The miscalculation, which some district leaders said occurred under a past administration, was caught when Texas Mutual Insurance Company conducted an audit of the district’s payroll in late 2018.
Discussion about the error occurred at the April 15 meeting, a week before President Merideth Keller removed the item from the consent agenda at the April 22 meeting.
Texas Mutual provides workers compensation insurance for Hays CISD. The district’s contract with Texas Mutual allows yearly payroll audits.
Through the audit, district officials found the estimated and actual payroll for Fiscal Year 2017-18 was $13 million off, leading to a workers compensation premium shortage of roughly $61,295. Officials estimated payroll would also be off for FY 2018-19, resulting in an additional deficit of $37,969 in workers comp premiums. In total, the audit calculated the district was $99,264 short in workers compensation premiums.

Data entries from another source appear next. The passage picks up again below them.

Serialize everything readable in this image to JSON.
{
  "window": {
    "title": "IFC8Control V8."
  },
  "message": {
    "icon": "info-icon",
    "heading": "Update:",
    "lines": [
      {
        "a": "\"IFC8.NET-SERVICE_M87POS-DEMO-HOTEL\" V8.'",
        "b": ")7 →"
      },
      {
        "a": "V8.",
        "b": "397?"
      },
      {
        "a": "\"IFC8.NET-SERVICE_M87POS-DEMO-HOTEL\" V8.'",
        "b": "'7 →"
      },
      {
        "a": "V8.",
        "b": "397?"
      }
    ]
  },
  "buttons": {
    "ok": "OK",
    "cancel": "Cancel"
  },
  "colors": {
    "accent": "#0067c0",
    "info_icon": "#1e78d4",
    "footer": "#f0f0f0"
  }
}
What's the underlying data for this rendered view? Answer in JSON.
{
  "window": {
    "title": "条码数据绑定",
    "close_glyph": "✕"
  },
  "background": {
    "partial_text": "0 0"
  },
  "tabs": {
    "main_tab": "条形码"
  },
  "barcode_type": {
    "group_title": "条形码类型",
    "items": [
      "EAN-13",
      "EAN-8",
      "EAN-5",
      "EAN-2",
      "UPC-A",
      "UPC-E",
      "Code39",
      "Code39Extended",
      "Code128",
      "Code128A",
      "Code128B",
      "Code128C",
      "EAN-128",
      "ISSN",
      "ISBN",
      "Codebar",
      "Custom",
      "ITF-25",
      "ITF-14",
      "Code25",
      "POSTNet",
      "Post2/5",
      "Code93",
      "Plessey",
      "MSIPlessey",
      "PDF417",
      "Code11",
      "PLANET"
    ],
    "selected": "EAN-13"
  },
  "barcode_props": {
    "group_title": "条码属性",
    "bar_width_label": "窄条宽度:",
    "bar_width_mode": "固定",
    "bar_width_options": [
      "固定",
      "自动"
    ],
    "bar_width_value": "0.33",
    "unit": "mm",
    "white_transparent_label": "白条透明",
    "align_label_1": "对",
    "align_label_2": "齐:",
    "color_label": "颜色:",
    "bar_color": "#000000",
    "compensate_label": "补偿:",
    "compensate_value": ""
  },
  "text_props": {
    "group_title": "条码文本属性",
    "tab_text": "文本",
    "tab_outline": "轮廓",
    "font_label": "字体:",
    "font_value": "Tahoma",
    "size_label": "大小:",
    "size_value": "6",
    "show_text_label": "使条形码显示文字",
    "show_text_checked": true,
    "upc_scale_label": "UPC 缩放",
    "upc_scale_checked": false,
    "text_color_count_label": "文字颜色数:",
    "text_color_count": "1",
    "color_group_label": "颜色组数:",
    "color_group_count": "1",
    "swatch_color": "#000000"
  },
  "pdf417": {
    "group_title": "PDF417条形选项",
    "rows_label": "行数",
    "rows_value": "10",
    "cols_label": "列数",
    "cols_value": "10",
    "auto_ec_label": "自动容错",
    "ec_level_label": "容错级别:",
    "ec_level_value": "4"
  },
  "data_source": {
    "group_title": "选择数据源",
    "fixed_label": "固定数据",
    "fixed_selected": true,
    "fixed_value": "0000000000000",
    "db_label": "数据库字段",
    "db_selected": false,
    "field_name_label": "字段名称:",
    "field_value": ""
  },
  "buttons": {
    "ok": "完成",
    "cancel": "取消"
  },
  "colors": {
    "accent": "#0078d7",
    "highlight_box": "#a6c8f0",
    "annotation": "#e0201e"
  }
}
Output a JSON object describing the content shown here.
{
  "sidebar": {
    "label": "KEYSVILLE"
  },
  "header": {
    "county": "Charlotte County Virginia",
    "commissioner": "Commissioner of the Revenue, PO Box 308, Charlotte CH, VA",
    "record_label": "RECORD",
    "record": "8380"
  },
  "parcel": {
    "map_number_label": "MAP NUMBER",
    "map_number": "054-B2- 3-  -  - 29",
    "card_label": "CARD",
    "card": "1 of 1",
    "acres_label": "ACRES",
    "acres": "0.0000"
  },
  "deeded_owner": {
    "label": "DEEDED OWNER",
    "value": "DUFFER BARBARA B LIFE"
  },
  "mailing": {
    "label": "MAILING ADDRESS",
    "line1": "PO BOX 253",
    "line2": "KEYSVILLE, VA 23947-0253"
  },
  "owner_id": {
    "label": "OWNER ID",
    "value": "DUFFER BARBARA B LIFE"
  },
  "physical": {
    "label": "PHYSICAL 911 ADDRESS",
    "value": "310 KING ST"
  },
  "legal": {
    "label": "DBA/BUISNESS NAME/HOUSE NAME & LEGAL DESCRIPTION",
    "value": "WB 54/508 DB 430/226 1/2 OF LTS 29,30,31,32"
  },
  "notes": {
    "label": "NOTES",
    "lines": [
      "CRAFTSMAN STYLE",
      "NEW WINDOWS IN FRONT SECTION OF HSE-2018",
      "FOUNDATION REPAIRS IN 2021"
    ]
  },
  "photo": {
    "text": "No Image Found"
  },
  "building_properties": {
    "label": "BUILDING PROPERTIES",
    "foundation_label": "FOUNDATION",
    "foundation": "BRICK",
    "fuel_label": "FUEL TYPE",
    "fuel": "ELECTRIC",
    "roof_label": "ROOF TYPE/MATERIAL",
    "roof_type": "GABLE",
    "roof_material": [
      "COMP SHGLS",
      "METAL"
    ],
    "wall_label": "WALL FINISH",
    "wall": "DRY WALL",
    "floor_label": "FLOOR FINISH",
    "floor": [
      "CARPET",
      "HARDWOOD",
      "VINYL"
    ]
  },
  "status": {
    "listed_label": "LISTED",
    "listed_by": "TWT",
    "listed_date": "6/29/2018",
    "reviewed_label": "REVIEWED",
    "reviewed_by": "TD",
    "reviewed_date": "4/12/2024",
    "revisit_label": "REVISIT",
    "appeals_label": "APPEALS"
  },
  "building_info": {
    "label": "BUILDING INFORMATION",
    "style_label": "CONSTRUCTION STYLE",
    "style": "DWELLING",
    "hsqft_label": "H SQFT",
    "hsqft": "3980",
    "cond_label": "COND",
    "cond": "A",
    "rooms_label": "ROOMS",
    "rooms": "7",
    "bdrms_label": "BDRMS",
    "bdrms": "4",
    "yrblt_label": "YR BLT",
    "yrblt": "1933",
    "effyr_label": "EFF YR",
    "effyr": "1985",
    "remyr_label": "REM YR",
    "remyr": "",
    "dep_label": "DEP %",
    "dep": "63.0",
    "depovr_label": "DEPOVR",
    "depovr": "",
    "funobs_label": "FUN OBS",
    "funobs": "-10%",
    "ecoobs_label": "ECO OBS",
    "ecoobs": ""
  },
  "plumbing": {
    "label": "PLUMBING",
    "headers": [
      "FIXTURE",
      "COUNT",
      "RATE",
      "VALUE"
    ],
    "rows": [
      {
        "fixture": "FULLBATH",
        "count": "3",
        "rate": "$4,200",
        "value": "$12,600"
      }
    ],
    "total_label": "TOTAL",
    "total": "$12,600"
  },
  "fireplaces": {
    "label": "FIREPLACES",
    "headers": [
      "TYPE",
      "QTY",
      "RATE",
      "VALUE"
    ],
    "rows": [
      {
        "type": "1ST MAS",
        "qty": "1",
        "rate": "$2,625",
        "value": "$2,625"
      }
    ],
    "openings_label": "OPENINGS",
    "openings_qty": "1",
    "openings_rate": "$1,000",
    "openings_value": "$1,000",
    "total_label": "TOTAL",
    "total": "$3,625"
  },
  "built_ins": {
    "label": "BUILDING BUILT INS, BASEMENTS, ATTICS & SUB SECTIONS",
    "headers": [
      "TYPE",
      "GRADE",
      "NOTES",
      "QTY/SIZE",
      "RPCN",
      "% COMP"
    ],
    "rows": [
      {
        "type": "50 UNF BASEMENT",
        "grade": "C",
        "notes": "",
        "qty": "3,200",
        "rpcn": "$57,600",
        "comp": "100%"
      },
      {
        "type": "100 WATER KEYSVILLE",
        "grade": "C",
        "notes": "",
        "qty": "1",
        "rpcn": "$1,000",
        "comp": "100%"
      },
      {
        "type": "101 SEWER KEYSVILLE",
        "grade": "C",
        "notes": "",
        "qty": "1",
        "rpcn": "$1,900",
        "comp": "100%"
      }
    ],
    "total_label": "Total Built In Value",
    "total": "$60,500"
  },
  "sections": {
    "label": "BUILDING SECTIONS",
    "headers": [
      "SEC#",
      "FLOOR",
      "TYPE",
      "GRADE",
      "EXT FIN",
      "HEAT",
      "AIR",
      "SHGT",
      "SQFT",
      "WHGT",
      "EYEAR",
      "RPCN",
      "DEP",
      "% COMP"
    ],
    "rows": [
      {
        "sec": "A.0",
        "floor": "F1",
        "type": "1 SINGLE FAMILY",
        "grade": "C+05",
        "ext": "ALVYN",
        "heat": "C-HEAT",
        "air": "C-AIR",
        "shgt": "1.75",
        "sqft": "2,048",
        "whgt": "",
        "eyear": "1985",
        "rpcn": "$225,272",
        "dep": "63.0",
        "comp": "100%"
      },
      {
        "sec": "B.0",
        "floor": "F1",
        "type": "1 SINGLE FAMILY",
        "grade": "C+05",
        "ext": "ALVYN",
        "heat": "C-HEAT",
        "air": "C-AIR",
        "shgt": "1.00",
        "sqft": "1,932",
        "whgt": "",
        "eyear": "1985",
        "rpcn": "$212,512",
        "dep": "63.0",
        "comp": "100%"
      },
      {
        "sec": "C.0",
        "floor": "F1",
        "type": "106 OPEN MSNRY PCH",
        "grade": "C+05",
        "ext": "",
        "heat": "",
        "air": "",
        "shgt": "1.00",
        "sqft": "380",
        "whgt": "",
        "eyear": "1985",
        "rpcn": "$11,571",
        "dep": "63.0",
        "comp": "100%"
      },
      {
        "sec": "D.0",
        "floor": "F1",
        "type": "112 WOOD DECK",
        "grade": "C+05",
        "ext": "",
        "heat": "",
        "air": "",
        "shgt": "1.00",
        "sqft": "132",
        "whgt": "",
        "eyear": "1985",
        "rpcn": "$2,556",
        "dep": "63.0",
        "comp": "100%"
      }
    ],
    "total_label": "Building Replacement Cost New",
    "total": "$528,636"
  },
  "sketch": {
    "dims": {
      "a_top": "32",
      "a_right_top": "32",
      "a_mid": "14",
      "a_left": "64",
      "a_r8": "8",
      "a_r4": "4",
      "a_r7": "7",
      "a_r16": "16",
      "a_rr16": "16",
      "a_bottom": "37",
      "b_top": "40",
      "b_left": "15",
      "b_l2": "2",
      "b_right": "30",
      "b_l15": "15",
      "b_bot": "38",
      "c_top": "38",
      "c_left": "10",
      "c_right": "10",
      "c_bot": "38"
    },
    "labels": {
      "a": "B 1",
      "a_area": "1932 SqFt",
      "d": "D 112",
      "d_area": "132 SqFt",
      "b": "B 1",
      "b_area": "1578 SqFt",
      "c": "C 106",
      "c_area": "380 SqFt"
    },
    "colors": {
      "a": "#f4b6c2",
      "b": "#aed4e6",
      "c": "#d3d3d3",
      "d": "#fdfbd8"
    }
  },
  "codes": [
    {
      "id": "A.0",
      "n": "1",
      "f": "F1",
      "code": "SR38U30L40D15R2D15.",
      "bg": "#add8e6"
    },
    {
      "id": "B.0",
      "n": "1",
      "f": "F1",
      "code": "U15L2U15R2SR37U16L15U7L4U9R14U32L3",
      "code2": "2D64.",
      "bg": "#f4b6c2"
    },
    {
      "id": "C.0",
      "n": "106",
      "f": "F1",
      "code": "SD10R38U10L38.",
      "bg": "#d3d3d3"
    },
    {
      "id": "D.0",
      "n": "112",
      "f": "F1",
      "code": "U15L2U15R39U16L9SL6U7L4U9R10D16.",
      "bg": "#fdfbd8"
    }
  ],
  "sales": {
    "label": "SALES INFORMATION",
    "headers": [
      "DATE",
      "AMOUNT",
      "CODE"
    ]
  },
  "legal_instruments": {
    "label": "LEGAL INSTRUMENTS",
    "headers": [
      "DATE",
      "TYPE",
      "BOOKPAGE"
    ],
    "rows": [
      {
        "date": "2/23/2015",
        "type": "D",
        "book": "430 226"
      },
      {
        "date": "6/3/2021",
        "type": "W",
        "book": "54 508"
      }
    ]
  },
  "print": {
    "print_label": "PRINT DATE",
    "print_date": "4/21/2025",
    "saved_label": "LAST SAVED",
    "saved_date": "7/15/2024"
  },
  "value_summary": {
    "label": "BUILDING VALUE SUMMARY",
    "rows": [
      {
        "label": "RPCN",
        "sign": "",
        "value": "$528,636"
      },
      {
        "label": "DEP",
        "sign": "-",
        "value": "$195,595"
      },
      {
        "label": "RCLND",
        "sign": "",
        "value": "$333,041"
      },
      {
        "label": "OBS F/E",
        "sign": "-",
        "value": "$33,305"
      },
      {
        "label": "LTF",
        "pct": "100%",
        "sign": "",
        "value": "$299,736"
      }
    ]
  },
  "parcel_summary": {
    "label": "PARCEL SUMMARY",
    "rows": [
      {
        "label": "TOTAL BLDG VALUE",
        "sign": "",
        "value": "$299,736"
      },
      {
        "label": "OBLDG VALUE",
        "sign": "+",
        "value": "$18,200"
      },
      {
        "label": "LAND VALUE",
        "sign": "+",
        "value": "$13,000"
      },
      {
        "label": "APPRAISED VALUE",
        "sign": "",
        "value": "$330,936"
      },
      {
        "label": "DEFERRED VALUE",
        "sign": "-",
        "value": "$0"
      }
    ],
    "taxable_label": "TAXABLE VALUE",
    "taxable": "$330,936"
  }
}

Linda Hall, Hays CISD director of Human Resources, said an audit of Hays CISD financial statements had not been done for more than a decade under the district’s previous contract, which might have added to the miscalculation.
Hall said construction of new schools and pay raises throughout the district in recent years might not have been calculated in previous payroll estimates, which might have led to the errors.
Future payroll projections will be calculated collaboratively by the Human Resource and Finance Departments, according to the HCISD agenda packet.
Some board members April 15 were stunned about the miscalculation. At the forefront of that concern was Trustee Will McManus, who said he was “blown away” by the numbers.
“I wasn’t here at the time on the board, but that doesn’t just happen,” McManus said. “And I’m really concerned there was intentionality with that … that’s no small miss. That’s a significant sum of money that seemed to be unaccounted for.”
District officials are planning to enact procedures to monitor the accuracy of payroll projections throughout the year in order to avoid future deficits and additional premium expenses, according to documents.
The district’s FY 2020 payroll is estimated to be around $138 million, or 82 percent of its operating budget. Most districts in Texas pay around 80 to 85 percent of its total budget in payroll.
“We’ve raised salaries in the last few years to stay competitive with the districts in the Austin area,” said Tim Savoy, Hays CISD chief communications officer. “Last year, we increased the starting pay for bus drivers because we were short around 50 drivers. All of these things could have factored to the miscalculation.”
Board President Merideth Keller said the miscalculation was a mistake from a previous administration, and no members of that administration are currently employed by the district.
Keller pushed for current staff “who do not make $13 million mistakes” to investigate the matter further to ensure the mistake does not happen in the future.
“The lessons we’ve learned is the importance of auditing, taking contracts back out to bid periodically, which we do for a number of our contracts,” Savoy said.